POLITICS

Tariceanu: Romanian Presidency of the EU Council closes 90 files; I’d like to see public recognition from other states’ leaders

Chairman of the Alliance of Liberals and Democrats (ALDE) Calin Popescu-Tariceanu said on Monday that no less than 90 files were closed during the Romanian presidency of the Council of the EU and added that he would like to see public recognition of this from the leaders of other states.

“Romania is currently holding the rotating presidency of the EU Council, a mandate that proves to be a success. (…) I understand from the members of the Government that we have closed no less than 90 files – a record number – and not the easy ones. I would obviously like to see from the leaders of other states public recognition and a refraining from the temptation of political dictatorship or bureaucratic arrogance,” Tariceanu said at the conference “The Future of Europe”, whose honorary guest is the former chairman of the Alliance of Liberals and Democrats for Europe, Sir Graham Watson.

In his speech, Tariceanu pointed out that at present “not only the European liberal movement, but also the European Union itself is facing major challenges”, and addressed issues such as migration and Brexit, stressing that these are “only a few aspects that relate to the future of the Union”.

“The effects of the 2015 refugee crisis are still felt in the waves of populist, xenophobic and anti-immigration movements. Each nation’s response to these movements will contribute to shaping our common European destiny, and I am glad that there are no anti-European political parties in Romania and I am looking forward to seeing the results of the next week’s election, without fearing that they can fuel xenophobic or extremist trends in our country.

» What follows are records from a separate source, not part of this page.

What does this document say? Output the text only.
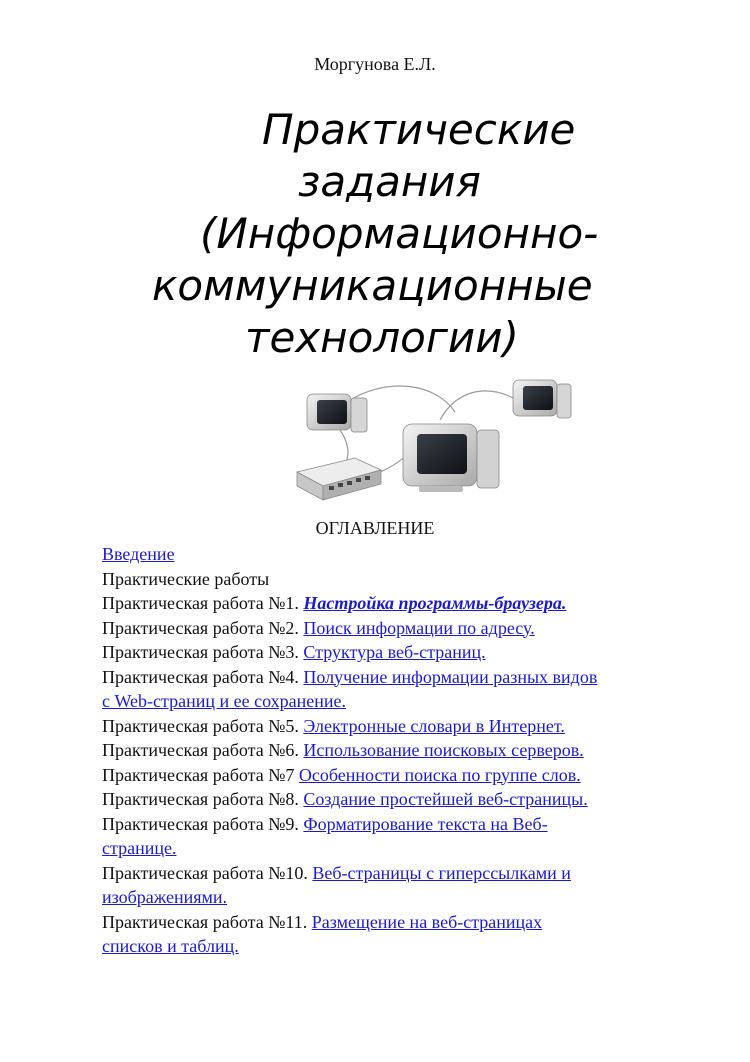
Моргунова Е.Л.
Практические
задания
(Информационно-
коммуникационные
технологии)
ОГЛАВЛЕНИЕ
Введение
Практические работы
Практическая работа №1. Настройка программы-браузера.
Практическая работа №2. Поиск информации по адресу.
Практическая работа №3. Структура веб-страниц.
Практическая работа №4. Получение информации разных видов
с Web-страниц и ее сохранение.
Практическая работа №5. Электронные словари в Интернет.
Практическая работа №6. Использование поисковых серверов.
Практическая работа №7 Особенности поиска по группе слов.
Практическая работа №8. Создание простейшей веб-страницы.
Практическая работа №9. Форматирование текста на Веб-
странице.
Практическая работа №10. Веб-страницы с гиперссылками и
изображениями.
Практическая работа №11. Размещение на веб-страницах
списков и таблиц.
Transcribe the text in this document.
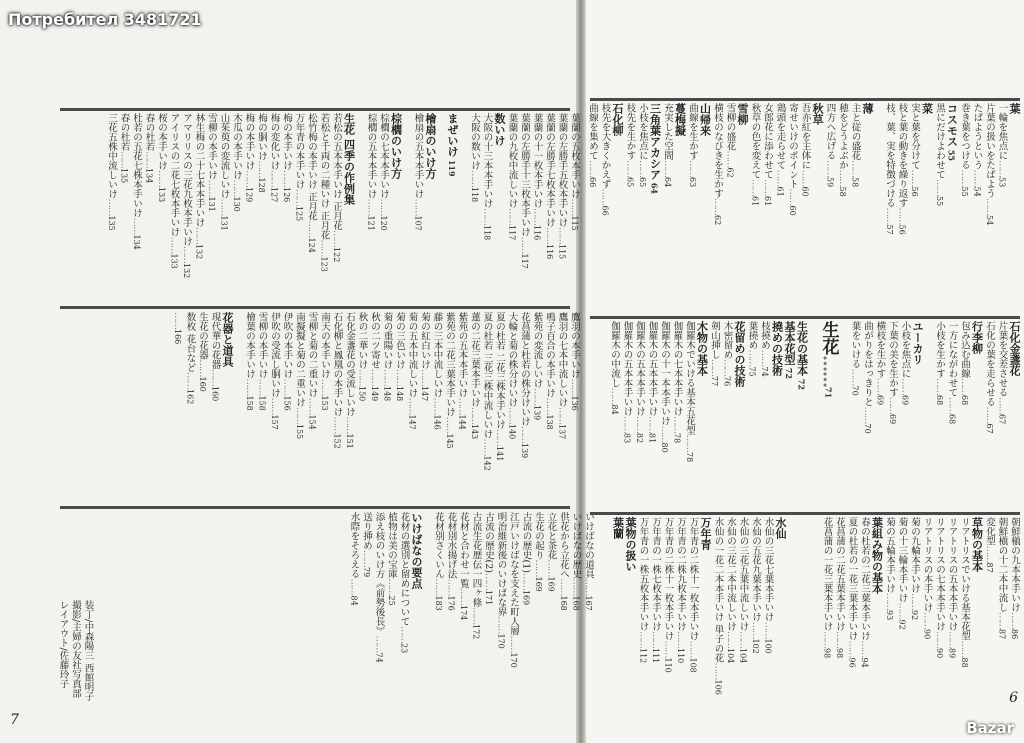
葉蘭の五枚本手いけ……115
葉蘭の左勝手五枚本手いけ……115
葉蘭の左勝手七枚本手いけ……116
葉蘭の十一枚本手いけ……116
葉蘭の左勝手十三枚本手いけ……117
葉蘭の九枚中流しいけ……117
数いけ
大阪の十三本本手いけ……118
大阪の数いけ……118
まぜいけ 119
檜扇のいけ方
檜扇の五本本手いけ……107
棕櫚のいけ方
棕櫚の七本本手いけ……120
棕櫚の五本本手いけ……121
生花 四季の作例集
若松の五本本手いけ 正月花……122
若松と千両の二種いけ 正月花……123
松竹梅の本手いけ 正月花……124
万年青の本手いけ……125
梅の本手いけ……126
梅の変化いけ……127
梅の胴いけ……128
梅の本手いけ……129
木瓜の本手いけ……130
山茱萸の変流しいけ……131
雪柳の本手いけ……131
林生梅の二十七本本手いけ……132
アマリリスの三花九枚本手いけ……132
アイリスの二花七枚本手いけ……133
桜の本手いけ……133
春の杜若……134
杜若の五花七株本手いけ……134
春の杜若……135
三花五株中流しいけ……135
鷹羽の本手いけ……136
鷹羽の七本中流しいけ……137
鳴子百合の本手いけ……138
紫苑の変流しいけ……139
花菖蒲と杜若の株分けいけ……139
大輪と菊の株分けいけ……140
夏の杜若 二花三株本手いけ……141
夏の杜若 三花三株中流しいけ……142
蓮の二花三葉本手いけ……143
紫苑の五本本手いけ……144
紫苑の二花三葉本手いけ……145
藤の三本中流しいけ……146
菊の紅白いけ……147
菊の五本中流しいけ……147
菊の三色いけ……148
菊の重陽いけ……148
秋の二ツ寄せ……149
秋の二華いけ……150
石化金盞花の受流しいけ……151
石化柳と鳳凰の本手いけ……152
南天の本手いけ……153
雪柳と菊の二重いけ……154
南擬擬と菊の二重いけ……155
伊吹の本手いけ……156
伊吹の受流し胴いけ……157
雪柳の本手いけ……158
檜葉の本手いけ……158
花器と道具
現代華の花器……160
生花の花器……160
数枚 花台など……162
……166
いけばなの道具……167
いけばなの歴史……168
供花から立花へ……168
立花と茶花……169
生花の起り……169
古流の歴史(1)……169
江戸いけばなを支えた町人層……170
明治維新後のいけばな界……170
古流の歴史(2)……171
古流生花歴伝一四ヶ條……172
花材と合わせ一覧……174
花材別水揚げ法……176
花材別さくいん……183
いけばなの要点
花材の選別と留めについて……23
植物は美の宝庫……25
添え枝のいけ方《前勢後長》……74
送り挿め……79
水際をそろえる……84
葉
一輪を焦点に……53
片葉の扱いをたばよう……54
たばようという……54
巻き葉をつける……55
コスモス 55
黒にだけよわせて……55
菜
実と葉を分けて……56
枝と葉の動きを繰り返す……56
枝、葉、実を特徴づける……57
薄
主と従の盛花……58
穂をどうよぶか……58
四方へ広げる……59
秋草
吾亦紅を主体に……60
寄せいけのポイント……60
鶏頭を走らせて……61
女郎花に添わせて……61
秋草の色を変えて……61
雪柳
雪柳の盛花……62
横枝のなびきを生かす……62
山帰来
曲線を生かす……63
蔓梅擬
充実した空間……64
三角葉アカシア 64
小枝を焦点に……65
枝先を生かす……65
石化柳
枝先を大きくかえず……66
曲線を集めて……66
石化金盞花
片葉を交差させる……67
石化の葉を走らせる……67
行李柳
包み込む曲線……68
一方にながわせて……68
小枝を生かす……68
ユーカリ
小枝を焦点に……69
下葉の美を生かす……69
横枝を生かす……69
曲がりをはっきりと……70
葉をいける……70
生花……71
生花の基本 72
基本花型 72
撓めの技術
枝撓め……74
葉撓め……75
花留めの技術
木密留め……76
剣山挿し……77
木物の基本
伽羅木でいける基本五花型……78
伽羅木の七本本手いけ……78
伽羅木の十一本本手いけ……80
伽羅木の五本本手いけ……81
伽羅木の五本本手いけ……82
伽羅木の五本本手いけ……83
伽羅木の中流し……84
朝鮮槇の九本本手いけ……86
朝鮮槇の十二本中流し……87
変化型……87
草物の基本
リアトリスでいける基本花型……88
リアトリスの五本本手いけ……89
リアトリスの七本本手いけ……90
リアトリスの本手いけ……90
菊の九輪本手いけ……92
菊の十三輪本手いけ……92
菊の五輪本手いけ……93
葉組み物の基本
春の杜若の二花三葉本手いけ……94
夏の杜若の一花三葉本手いけ……96
花菖蒲の二花五葉本手いけ……98
花菖蒲の一花三葉本手いけ……98
水仙
水仙の三花七葉本手いけ……100
水仙の五花九葉本手いけ……102
水仙の三花五葉中流しいけ……104
水仙の三花二本中流しいけ……104
水仙の一花二本本手いけ 単子の花……106
万年青
万年青の二株十一枚本手いけ……108
万年青の二株九枚本手いけ……110
万年青の二株十一枚本手いけ……110
万年青の一株七枚本手いけ……111
万年青の一株五枚本手いけ……112
葉物の扱い
葉蘭
装丁/中森陽三 西館明子
撮影/主婦の友社写真部
レイアウト/佐藤玲子
Потребител 3481721
7
6
Bazar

However, we expect the composition of the future EP to reflect the changes that some member countries are going through. And we are worried that the influence that the extremist groups will gain in the EP will also be able to contaminate our political scene at national level,” Tariceanu said.

“Romania can successfully cope with any challenge, as long as it is viewed as an equal partner in a cohesive Union with a single speed and no one is left behind. A multi-speed construction based on a model of concentric circles will inevitably pull down the pillars of the united Europe. We, the Eastern states, perceive this as a lack of solidarity of the West. I have no doubt that such a scenario will divide the Union. There are people who idyllically think they will be able to rein in all the forces that will rise in a multi-speed Europe. But I am afraid that reality will prove them wrong, paying too high a price,” he further said.